Quito y el chiflado de Correa. Pág 3


El viaje a Quito es largo e incomodo. Nos hemos dejado presionar por un grupo de niños que nos atacó como un enjambre de avispas en el terminal de Tulcan. Nos arrastraron junto con ellos a un viejo bus destartalado. No se como en esos pocos segundos, mi mamá logró comprar dos botellas de agua y unas empanadas, ya con el sabor de Ecuador.
El recorrido es largo y la mayoría de los pasajeros son colombianos que no tienen ninguna intención de regresar. Una familia de negros caleños van hasta Chile en bus, pero a vivir. Nos cuentan que huyen de la violencia de su barrio. Hay varios retenes de la policía ecuatoriana. En todos ocurre la misma escena, se suben al bus miran de reojo, bajan la familia de negros, les sacan el equipaje, los fisgonean y luego los dejan volver a sus sillas. Ellos lo toman con humor y padres e hijos sonríen siempre con sus blanquisimos dientes. Los policías tienen la certeza de que ellos son colombianos de no retorno, pero no les importa. También están seguros que no van a quedarse en Ecuador.
Siempre peleo por la ventanilla del bus porque es como ver cine. En esta ocasión, se asoman imponentes volcanes, prados verdes, pueblos a medio hacer y un limpio cielo azul. La mayoría de la gente del Ecuador, por lo menos del norte, es idéntica a la del suroccidente colombiano: bajitos, aindiados, y aunque suene contradictorio, bullosos y tímidos a la vez. Podrían pasar por inocentes en cualquier lugar del mundo.
La llegada a Quito es de noche. No hay mucho por ver y no tenemos ni idea de donde bajarnos. Mi mamá se ha hecho amiga de medio bus. Nos quedamos en una gran avenida. Un taxi nos lleva a un hotel que atiende un viejo vestido con la moda de los 50, de tirantes y camisa a rayas. Nos recomienda comer en la Plaza Mariscal Foch. Ahí tengo mi primer encuentro real con Quito. Una ciudad populosa, ordenada en promedio y repleta de extranjeros. No estoy acostumbrado a ver tanto gringo concentrado en un lugar, Bogotá no es precisamente una ciudad turística. Se paga en dólares, hay restaurantes de todo tipo y café internet estilo loft. Mi mamá se ve más sorprendida. Entró a un café. Ella quiere dar una vuelta, la espero ahí. Cuando regresa, al cabo de casi una hora, llega con ideas nuevas. Ahora quiere conocer Guayaquil y las playas de Salinas. Una señora de una tienda se los recomendó. A regañadientes acepto desviar mi ruta . “Pues ya estando aquí...” dice.

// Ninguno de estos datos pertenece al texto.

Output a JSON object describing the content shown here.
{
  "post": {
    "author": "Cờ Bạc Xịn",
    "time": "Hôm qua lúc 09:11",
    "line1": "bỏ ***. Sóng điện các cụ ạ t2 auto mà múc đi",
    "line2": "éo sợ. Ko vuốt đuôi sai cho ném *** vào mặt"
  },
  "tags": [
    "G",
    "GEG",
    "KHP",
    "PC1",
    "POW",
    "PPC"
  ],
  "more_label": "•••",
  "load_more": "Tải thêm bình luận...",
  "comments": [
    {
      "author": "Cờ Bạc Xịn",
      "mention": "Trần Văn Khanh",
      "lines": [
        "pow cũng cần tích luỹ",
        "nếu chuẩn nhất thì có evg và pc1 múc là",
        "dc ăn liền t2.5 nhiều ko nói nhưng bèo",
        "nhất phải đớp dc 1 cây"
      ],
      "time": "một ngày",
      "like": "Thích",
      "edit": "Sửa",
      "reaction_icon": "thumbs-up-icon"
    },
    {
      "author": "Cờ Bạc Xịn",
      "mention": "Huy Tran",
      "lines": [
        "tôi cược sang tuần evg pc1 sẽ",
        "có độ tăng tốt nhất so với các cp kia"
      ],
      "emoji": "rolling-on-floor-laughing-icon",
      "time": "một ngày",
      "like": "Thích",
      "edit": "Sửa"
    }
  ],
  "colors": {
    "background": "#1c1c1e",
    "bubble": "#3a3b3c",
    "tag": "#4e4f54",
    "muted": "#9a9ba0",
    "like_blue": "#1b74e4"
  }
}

Al salir hay una pareja de ecuatorianos besandose en una banca. Se ven raros. Son extraños en medio de la avalancha de gringos que entran y salen por todo lado. Un guardia se acerca y les dice algo. La pareja se levanta y aburrida se va de la plaza. Nosotros nos vamos a dormir.
Al día siguiente, vamos al centro colonial de Quito. Descubro una ciudad distinta a la de la noche anterior, una ciudad con ecuatorianos sonrientes y pequeños centros comerciales. En el centro centro, no hay más que iglesias. Aburrido, aburrido. Tomo un par de fotos. Mientras, mi mamá ha encontrado algo en común de que hablar con los vecinos del sur. Ella admira al presidente Correa, le gustan sus ojos claros y su piel morena, dice que mira con rabia. Y de alguna forma lo encuentra, para mi desgracia, parecido a mi. Se burla. Y le cuenta al taxista, mientras nos lleva al terminal de buses. El taxista también se burla y me dice “pobre usted, parecido a ese chiflado”. Se ríen. Ya vamos de salida para Guayaquil.